Kegiatan tersebut dipimpin langsung oleh Bupati Barito Utara H. Shalahuddin, didampingi Wakil Bupati Felix Soenadi Y. Tingan, unsur Forkopimda, kepala perangkat daerah, serta para petani setempat.
Dalam sambutannya, Bupati Shalahuddin menegaskan bahwa sektor pertanian merupakan tulang punggung perekonomian daerah yang harus terus diperkuat di tengah tantangan global seperti perubahan iklim dan fluktuasi harga pangan.
“Upaya untuk memperkuat produktivitas dan modernisasi pertanian adalah keharusan yang tidak bisa ditunda. Jagung hibrida memiliki potensi hasil tinggi, tahan hama, dan masa tanam yang singkat. Dengan pengolahan lahan yang baik serta dukungan teknologi, hasil produksi bisa meningkat signifikan,” ujar Bupati.
Lebih lanjut, ia menegaskan bahwa kegiatan tanam bersama ini merupakan bagian dari program kerja pemerintah daerah dalam mendorong pemberdayaan pertanian rakyat secara terpadu dan berkelanjutan.
“Kami ingin memastikan bahwa petani tidak hanya mampu menghasilkan panen melimpah, tetapi juga mendapatkan harga jual yang menguntungkan. Ini bukan sekadar kegiatan seremonial, tetapi langkah konkret memperkuat ketahanan pangan dan ekonomi masyarakat,” tegasnya.
Pada kesempatan tersebut, Bupati juga memberikan apresiasi kepada Dinas Pertanian, penyuluh, pemerintah kecamatan, aparatur desa, serta seluruh pihak yang mendukung kegiatan tersebut.
Sementara itu, Plt. Kepala Dinas Pertanian Barito Utara, Eveready Noor, dalam laporannya menyampaikan bahwa jagung hibrida telah ditetapkan sebagai salah satu komoditas unggulan daerah. Pada tahun 2025, Dinas Pertanian menyalurkan 30,7 ton benih jagung hibrida ke sejumlah sentra produksi di berbagai kecamatan.

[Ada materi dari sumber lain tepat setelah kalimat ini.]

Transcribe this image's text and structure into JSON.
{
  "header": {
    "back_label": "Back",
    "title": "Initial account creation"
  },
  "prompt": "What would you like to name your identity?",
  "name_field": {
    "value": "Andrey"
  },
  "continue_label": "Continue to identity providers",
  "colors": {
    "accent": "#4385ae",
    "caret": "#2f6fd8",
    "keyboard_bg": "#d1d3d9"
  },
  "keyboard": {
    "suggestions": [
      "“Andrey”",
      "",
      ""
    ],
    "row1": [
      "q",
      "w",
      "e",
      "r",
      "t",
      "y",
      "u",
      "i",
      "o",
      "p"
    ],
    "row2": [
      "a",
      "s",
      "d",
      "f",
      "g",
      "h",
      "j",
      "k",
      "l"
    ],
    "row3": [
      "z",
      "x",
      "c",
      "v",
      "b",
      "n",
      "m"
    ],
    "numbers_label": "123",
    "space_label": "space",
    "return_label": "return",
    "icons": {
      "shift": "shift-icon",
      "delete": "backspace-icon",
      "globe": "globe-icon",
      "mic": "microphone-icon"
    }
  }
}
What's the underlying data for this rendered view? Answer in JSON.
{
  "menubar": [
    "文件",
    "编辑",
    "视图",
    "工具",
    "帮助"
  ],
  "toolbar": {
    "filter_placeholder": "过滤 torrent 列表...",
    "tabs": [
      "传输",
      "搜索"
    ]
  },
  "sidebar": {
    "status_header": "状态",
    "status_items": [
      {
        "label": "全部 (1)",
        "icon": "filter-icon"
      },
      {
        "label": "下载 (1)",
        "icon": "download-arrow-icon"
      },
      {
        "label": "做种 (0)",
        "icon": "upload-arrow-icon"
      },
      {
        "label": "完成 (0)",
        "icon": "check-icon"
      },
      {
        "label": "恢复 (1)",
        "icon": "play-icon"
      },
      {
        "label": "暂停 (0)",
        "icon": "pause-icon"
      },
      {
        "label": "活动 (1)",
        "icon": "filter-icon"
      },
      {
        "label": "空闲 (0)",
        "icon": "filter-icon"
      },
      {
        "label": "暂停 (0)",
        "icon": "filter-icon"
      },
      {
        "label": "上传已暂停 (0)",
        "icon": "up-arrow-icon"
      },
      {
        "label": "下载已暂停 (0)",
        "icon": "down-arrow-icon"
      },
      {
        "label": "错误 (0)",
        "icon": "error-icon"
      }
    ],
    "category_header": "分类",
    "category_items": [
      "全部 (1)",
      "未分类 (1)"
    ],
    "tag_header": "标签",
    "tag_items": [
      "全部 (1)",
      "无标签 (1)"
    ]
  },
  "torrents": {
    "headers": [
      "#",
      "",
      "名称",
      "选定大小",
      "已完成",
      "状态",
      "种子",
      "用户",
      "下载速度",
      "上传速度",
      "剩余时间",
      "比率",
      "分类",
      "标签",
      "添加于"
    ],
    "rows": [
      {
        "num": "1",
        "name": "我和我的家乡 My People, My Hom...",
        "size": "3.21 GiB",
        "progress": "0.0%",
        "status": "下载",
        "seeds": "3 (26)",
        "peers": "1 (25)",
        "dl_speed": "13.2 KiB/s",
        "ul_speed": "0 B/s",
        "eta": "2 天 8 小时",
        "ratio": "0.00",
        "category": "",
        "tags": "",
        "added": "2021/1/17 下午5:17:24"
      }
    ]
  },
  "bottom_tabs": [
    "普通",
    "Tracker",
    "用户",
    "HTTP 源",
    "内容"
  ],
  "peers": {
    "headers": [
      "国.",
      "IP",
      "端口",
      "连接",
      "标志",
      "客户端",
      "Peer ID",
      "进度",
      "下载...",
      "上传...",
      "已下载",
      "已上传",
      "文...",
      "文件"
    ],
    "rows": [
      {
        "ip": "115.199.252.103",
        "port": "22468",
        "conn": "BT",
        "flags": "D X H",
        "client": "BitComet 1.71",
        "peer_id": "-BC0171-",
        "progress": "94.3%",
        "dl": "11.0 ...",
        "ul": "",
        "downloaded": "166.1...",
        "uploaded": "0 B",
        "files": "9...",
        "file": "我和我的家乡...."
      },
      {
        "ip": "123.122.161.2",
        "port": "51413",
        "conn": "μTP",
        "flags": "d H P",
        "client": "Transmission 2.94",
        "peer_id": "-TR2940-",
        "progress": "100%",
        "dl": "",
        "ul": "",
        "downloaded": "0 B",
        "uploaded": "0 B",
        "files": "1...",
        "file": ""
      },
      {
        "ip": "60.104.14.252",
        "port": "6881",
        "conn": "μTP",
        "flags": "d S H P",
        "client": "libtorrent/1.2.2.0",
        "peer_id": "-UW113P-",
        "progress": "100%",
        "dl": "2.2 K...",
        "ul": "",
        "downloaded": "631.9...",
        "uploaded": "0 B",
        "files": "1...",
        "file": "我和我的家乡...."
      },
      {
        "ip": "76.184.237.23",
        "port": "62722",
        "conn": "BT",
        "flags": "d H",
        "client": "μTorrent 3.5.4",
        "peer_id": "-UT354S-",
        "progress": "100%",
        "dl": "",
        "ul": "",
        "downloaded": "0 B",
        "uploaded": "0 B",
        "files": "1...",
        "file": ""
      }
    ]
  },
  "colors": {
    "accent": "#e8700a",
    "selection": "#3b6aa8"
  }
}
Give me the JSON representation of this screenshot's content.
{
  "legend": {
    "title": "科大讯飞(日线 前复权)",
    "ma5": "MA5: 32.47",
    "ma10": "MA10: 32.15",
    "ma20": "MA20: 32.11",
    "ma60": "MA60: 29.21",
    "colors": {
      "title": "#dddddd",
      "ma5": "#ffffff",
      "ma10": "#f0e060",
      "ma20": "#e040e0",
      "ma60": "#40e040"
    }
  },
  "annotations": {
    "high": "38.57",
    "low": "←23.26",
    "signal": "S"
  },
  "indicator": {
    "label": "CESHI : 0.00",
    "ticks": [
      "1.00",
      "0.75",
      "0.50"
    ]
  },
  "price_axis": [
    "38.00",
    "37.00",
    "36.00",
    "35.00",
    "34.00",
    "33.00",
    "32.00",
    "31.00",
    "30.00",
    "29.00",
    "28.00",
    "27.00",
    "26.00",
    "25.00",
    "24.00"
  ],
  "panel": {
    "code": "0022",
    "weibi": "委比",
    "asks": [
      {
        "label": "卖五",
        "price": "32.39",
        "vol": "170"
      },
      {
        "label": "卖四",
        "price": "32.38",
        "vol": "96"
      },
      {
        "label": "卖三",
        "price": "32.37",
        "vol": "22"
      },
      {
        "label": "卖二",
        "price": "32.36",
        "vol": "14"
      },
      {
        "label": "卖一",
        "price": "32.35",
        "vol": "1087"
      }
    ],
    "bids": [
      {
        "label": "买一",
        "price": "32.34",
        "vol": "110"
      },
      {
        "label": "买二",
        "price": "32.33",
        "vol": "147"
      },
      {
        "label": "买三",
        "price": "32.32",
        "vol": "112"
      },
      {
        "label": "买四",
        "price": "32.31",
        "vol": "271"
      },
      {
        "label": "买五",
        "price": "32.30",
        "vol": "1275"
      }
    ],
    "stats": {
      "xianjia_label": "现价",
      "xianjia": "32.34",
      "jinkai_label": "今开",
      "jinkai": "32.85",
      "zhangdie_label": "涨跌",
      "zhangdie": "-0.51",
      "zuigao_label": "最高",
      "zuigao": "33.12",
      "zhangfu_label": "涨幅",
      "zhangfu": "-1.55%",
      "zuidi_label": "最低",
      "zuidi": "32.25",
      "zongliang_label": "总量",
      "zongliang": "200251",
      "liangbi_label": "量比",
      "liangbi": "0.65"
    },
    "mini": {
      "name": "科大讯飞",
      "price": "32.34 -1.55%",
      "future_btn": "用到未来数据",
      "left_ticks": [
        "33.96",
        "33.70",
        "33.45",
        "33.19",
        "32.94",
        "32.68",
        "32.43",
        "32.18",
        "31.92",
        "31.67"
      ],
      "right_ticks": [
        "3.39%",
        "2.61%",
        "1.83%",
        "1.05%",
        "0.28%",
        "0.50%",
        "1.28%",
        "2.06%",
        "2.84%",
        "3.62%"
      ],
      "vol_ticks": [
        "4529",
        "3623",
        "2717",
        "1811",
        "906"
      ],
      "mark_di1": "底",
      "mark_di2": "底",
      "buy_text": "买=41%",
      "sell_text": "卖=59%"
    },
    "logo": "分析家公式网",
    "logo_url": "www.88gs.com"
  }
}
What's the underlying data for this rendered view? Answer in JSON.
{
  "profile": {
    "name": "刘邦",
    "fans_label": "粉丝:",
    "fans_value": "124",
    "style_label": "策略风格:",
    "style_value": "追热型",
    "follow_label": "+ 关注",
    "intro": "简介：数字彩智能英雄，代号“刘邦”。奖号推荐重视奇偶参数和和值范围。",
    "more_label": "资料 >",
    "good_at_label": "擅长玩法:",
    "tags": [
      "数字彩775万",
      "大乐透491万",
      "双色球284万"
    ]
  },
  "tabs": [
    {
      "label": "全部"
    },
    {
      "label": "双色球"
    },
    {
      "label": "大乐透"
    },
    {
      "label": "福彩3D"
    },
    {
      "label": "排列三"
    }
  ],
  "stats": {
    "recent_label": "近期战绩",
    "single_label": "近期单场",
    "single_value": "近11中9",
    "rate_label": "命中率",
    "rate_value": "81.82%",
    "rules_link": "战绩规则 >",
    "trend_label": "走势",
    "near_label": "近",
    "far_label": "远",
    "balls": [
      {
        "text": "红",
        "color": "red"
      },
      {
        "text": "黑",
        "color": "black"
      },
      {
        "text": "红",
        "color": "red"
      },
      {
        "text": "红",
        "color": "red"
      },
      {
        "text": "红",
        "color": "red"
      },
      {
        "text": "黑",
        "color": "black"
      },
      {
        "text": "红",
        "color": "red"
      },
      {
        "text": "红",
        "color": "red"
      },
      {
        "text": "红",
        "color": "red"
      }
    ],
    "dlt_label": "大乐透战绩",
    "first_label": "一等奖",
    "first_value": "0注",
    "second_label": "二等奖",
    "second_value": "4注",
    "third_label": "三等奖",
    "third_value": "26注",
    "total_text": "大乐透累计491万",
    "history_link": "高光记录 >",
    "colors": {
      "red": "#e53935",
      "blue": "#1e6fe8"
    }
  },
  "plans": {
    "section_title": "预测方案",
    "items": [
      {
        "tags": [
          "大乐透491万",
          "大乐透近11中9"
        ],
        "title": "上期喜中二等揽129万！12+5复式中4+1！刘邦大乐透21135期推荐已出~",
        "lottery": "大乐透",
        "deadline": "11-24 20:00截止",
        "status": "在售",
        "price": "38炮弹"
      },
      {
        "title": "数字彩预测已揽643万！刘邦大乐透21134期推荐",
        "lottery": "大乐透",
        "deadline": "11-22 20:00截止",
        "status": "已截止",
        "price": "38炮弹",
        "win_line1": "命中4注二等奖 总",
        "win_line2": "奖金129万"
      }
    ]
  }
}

“Kegiatan tanam kali ini menggunakan varietas Pertiwi 5, dengan potensi hasil 4–6 ton per hektare. Melalui program ini, kita harapkan pertanian di Barito Utara semakin maju, produktif, dan mampu meningkatkan kesejahteraan petani,” jelasnya.
Eveready Noor juga berharap agar sinergi antarperangkat daerah dalam pengembangan pertanian terus diperkuat sesuai arahan Bupati.
Sebagai bentuk dukungan nyata, pemerintah daerah juga menyerahkan bantuan pertanian berupa benih jagung, alat perontok padi, alat tanam jagung, pupuk, dan obat-obatan pertanian kepada sejumlah kelompok tani.
Adapun penerima bantuan meliputi:
Kelompok Tani Bina Karya, Dwipa Mandiri, dan Sido Makmur (benih jagung), Kelompok Tani Adil Makmur, Tunas Mekar, dan Sido Makmur (alat perontok padi). Kelompok Tani Tani Subur (alat tanam jagung),
serta Kelompok Tani Bina Usaha (paket pupuk dan obat-obatan pertanian).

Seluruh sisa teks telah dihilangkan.